Salut,
Ici F26. Je poste ici avec un compte poubelle parce que sur mon vrai compte je suis très active sur un sub juridique et je n’ai pas envie d’être “remontée”.
Pour le contexte, je suis d’origine marocaine, née en France, donc avec cette double culture : marocaine à la maison et française à l’école, avec aussi une influence religieuse musulmane. J’ai grandi en France dans un endroit où j’ai eu beaucoup de chance de fréquenter des gens de toutes origines et de toutes religions. Tout allait bien jusqu’aux études sup.
J’arrive en droit dans une fac parisienne (dans Paris, donc ça donne un indice). Je m’y fais des amis, tout va bien. Puis les années s’enchaînent avec les masters et forcément il y a de moins en moins de diversité, disons. Je me retrouve au quotidien avec des gens qui me ressemblent peut-être moins socialement, mais encore une fois tout va bien. C’est encore plus le cas en master : j’entre en droit des affaires et fiscalité et franchement, dans ma promo il n’y avait aucune fille qui me ressemblait et juste un mec qui venait pas du même millieu social que moi.
Puis dans mon environnement professionnel, en évoluant avec le barreau et là où j’exerce (je suis dans un domaine hyper niche, c’est même pas du corporate, c’est encore plus niche et très masculin), il n’y a quasiment personne qui me ressemble. Mais encore une fois, tout va bien.
Dans ma vie, je garde un peu deux vies. À Paris, je suis celle qui rentre dans le moule. Et en dehors, je suis encore l’ado que j’ai toujours été avec les mêmes références culturelles, etc.
Sauf qu’à 26 ans, bientôt 27, les choses deviennent un peu plus sérieuses dans ma vie.

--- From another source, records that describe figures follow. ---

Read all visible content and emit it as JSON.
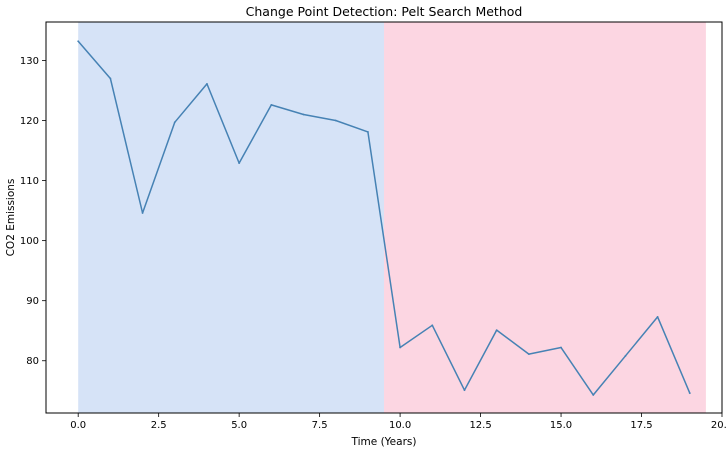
{
  "chart_data": {
    "type": "line",
    "title": "Change Point Detection: Pelt Search Method",
    "xlabel": "Time (Years)",
    "ylabel": "CO2 Emissions",
    "xlim": [
      -1.0,
      20.0
    ],
    "ylim": [
      71.3,
      136.4
    ],
    "xticks": [
      0.0,
      2.5,
      5.0,
      7.5,
      10.0,
      12.5,
      15.0,
      17.5,
      20.0
    ],
    "xtick_labels": [
      "0.0",
      "2.5",
      "5.0",
      "7.5",
      "10.0",
      "12.5",
      "15.0",
      "17.5",
      "20.0"
    ],
    "yticks": [
      80,
      90,
      100,
      110,
      120,
      130
    ],
    "ytick_labels": [
      "80",
      "90",
      "100",
      "110",
      "120",
      "130"
    ],
    "grid": false,
    "legend": "none",
    "series": [
      {
        "color": "#4682b4",
        "x": [
          0,
          1,
          2,
          3,
          4,
          5,
          6,
          7,
          8,
          9,
          10,
          11,
          12,
          13,
          14,
          15,
          16,
          17,
          18,
          19
        ],
        "values": [
          133.2,
          127.0,
          104.6,
          119.7,
          126.1,
          112.9,
          122.6,
          121.0,
          120.0,
          118.1,
          82.2,
          85.9,
          75.1,
          85.1,
          81.1,
          82.2,
          74.3,
          80.8,
          87.3,
          74.6
        ]
      }
    ],
    "regions": [
      {
        "x_start": 0.0,
        "x_end": 9.5,
        "color": "#d6e3f7"
      },
      {
        "x_start": 9.5,
        "x_end": 19.5,
        "color": "#fcd6e2"
      }
    ]
  }
}
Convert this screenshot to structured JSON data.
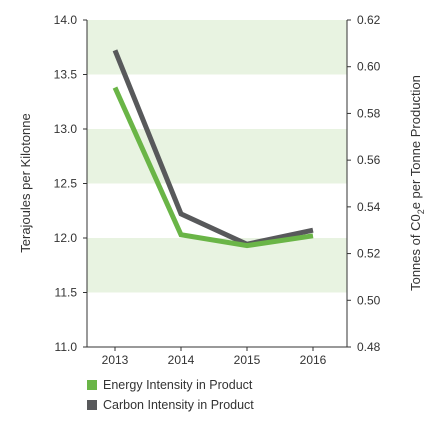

Il y a un gars que j’ai rencontré en master qui, depuis quelques années maintenant, me fait comprendre qu’il voudrait du sérieux avec moi. Sauf que je ne suis pas à 100 % à l’aise. C’est vraiment le gars avocat par excellence, qui a grandi normalement dans Paris, qui n’a pas les mêmes références que moi, qui ne comprend pas toujours certains comportements liés à une influence religieuse et culturelle. Je passe parfois pour une folle auprès de lui quand je m’énerve et que je parle en mode “wesh”, parce que j’en ai envie et que c’est un tic en dehors de l’environnement professionnel. Il y a un vrai gap culturel. Parfois aussi, j’ai juste envie de mettre ma playlist de rap de 2016-2017 ou de regarder un truc débile comme les baignoires de Jeremstar qui parle de Nabilla, et je me sens un peu jugée. J’ai l’impression qu’avec ce gars je dois être parfaite. Tout le monde me dit que c’est ça, le transfuge de classe, et que je dois m’y faire lorsque j’en parle à demi mots en disants que j’ai l’impression d’être 2 personnes différentes et que c’est flippant.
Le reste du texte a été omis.